Is this good logic? Has anyone seen a solution out there already to thwart this problem?
Solution 1:
That's too complicated (checking if a key has access to a specific prod server). Use the gateway server as jump host that accepts every valid key (but can easily remove access for a specific key which removes access to all servers in turn) and then add only the allowed keys to each respective server. After that, make sure you can reach the SSH port of every server only via the jump host.
This is the standard approach.
Solution 2:
Engineers should not be running ansible directly from their laptop, unless this is a dev/test environment.
Instead, have a central server that pulls the runbooks from git. This allows for additional controls (four eyes, code review).
Combine this with a bastion or jump-host to restrict access further.
Solution 3:
Netflix implemented your setup and released some free software to help that situation.
See this video https://www.oreilly.com/learning/how-netflix-gives-all-its-engineers-ssh-access or this presentation at https://speakerdeck.com/rlewis/how-netflix-gives-all-its-engineers-ssh-access-to-instances-running-in-production with the core point:
We’ll review our SSH bastion architecture, which at its core uses SSO to authenticate engineers, and then issues per user credentials with short lived certificates for SSH authentication of the bastion to an instance. These short lived credentials reduce the risk associated them being lost. We’ll cover how this approach allows us to audit and automatically alert after the fact, instead of slowing down engineers before granting access.
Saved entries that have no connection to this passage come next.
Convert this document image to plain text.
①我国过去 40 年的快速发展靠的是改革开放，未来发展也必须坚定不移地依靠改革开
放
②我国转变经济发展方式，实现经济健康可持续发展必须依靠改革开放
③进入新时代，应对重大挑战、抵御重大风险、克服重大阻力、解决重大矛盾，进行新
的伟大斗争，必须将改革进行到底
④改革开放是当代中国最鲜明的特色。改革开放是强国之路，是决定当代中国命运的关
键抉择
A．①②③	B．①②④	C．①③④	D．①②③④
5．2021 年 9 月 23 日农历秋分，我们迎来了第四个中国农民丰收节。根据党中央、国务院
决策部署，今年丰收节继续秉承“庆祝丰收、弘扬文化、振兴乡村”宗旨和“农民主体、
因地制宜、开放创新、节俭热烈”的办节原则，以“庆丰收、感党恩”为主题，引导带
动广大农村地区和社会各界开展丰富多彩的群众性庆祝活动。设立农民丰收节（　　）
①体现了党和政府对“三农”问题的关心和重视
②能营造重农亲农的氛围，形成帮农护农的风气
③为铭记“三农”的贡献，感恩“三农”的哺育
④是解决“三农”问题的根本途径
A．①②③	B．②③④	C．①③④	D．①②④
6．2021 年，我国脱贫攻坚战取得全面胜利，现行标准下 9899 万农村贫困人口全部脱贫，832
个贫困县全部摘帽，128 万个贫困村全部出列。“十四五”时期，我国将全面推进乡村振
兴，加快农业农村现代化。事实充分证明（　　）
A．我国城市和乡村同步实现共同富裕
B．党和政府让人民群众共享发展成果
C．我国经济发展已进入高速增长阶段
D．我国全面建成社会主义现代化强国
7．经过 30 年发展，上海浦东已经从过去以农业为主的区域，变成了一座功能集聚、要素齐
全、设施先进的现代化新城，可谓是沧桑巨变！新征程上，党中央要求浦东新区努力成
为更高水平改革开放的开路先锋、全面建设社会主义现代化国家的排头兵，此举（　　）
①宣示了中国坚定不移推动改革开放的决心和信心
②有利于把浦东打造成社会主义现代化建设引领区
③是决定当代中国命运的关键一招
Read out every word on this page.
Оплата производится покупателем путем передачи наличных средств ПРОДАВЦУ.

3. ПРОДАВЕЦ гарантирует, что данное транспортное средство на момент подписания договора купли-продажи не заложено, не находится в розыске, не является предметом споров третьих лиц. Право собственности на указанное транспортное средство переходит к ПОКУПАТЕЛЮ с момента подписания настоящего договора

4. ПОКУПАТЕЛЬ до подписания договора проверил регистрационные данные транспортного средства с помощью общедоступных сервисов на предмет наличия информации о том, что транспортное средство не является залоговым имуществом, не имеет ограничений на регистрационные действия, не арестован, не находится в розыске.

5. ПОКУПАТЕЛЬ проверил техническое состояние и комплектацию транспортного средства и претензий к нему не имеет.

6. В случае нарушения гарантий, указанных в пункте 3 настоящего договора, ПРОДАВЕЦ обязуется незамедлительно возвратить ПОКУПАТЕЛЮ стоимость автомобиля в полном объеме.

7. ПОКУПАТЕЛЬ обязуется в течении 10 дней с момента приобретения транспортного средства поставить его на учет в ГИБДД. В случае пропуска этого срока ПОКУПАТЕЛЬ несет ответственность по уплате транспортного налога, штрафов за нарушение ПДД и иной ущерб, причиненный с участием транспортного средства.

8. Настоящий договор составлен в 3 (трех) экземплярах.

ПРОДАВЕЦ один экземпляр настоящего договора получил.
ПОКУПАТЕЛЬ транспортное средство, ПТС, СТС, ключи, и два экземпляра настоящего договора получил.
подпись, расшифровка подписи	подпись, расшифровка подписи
Their software is available here: https://github.com/Netflix/bless
Some interesting take aways even if you do not implement their whole solution:
- they use SSH certificates instead of just keys; you can put far more meta-data in the certificate, hence enabling a lot of constraints per requirements and also allowing simpler audits
- using very short term (like 5 minutes) certificates validity (the SSH sessions stay open even after the certificate expires)
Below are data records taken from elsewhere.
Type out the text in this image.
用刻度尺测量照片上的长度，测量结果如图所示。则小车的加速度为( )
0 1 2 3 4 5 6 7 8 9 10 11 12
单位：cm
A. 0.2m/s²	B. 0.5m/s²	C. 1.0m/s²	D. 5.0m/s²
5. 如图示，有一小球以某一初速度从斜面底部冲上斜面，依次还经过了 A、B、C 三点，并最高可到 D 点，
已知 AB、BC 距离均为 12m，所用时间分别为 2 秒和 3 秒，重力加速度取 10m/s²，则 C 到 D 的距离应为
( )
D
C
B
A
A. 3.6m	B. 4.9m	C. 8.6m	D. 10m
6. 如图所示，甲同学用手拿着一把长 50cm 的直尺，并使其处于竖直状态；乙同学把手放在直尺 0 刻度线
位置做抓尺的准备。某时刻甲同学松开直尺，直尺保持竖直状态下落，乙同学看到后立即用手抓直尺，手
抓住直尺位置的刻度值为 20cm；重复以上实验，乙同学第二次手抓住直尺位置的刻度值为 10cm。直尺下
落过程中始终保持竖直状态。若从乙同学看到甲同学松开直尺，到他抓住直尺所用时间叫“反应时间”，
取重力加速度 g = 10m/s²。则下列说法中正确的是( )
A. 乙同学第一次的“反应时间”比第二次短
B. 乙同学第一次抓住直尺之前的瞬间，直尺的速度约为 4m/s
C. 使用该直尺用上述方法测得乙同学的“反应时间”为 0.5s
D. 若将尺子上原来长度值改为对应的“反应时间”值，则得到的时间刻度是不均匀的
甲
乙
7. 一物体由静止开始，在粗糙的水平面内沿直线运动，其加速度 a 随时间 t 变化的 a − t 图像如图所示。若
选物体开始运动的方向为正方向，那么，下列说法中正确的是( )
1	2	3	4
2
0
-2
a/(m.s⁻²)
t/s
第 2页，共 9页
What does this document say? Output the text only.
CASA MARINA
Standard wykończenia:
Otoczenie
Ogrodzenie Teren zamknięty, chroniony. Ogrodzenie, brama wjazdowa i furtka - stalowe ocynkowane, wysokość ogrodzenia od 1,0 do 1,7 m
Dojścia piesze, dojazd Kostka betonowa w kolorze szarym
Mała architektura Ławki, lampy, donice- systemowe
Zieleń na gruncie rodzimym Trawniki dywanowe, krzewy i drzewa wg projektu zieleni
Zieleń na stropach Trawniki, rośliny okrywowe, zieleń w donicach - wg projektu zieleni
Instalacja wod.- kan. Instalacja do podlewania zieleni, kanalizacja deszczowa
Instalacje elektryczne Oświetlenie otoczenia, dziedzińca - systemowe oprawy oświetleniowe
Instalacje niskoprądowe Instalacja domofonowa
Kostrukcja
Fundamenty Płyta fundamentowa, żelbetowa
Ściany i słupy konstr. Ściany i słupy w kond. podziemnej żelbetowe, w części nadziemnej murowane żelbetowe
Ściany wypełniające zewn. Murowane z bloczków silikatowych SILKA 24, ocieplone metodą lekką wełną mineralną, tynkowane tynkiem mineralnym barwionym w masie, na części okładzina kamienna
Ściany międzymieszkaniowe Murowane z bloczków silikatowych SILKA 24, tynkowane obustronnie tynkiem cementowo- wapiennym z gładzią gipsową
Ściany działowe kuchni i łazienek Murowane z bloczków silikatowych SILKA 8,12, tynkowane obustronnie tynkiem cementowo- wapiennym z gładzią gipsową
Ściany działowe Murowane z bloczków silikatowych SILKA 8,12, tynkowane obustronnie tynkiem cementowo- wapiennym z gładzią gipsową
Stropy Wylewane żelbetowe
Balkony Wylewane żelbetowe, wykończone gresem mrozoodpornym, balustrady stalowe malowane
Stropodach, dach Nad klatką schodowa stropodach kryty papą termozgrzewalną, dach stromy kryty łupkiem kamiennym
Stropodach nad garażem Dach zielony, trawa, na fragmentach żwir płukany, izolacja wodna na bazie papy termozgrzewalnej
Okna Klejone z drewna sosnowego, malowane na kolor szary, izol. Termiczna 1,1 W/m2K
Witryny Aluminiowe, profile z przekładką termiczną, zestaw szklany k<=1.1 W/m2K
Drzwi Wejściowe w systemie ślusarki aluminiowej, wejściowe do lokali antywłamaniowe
- using 2FA to also make scripting difficult and force developers to find other solutions
- a specific submodule, outside of their infrastructure and properly secured through the security mechanisms offered by the cloud where it runs, handles generating certificates dynamically so that each developer can access any host
Solution 4:
OneIdentity (ex-Balabit) SPS is the exact thing you need in this scenario. With this appliance you can manage the user identities on basically any machines, track user behavior, monitor and alert, and index whatever the users doing for later reviews.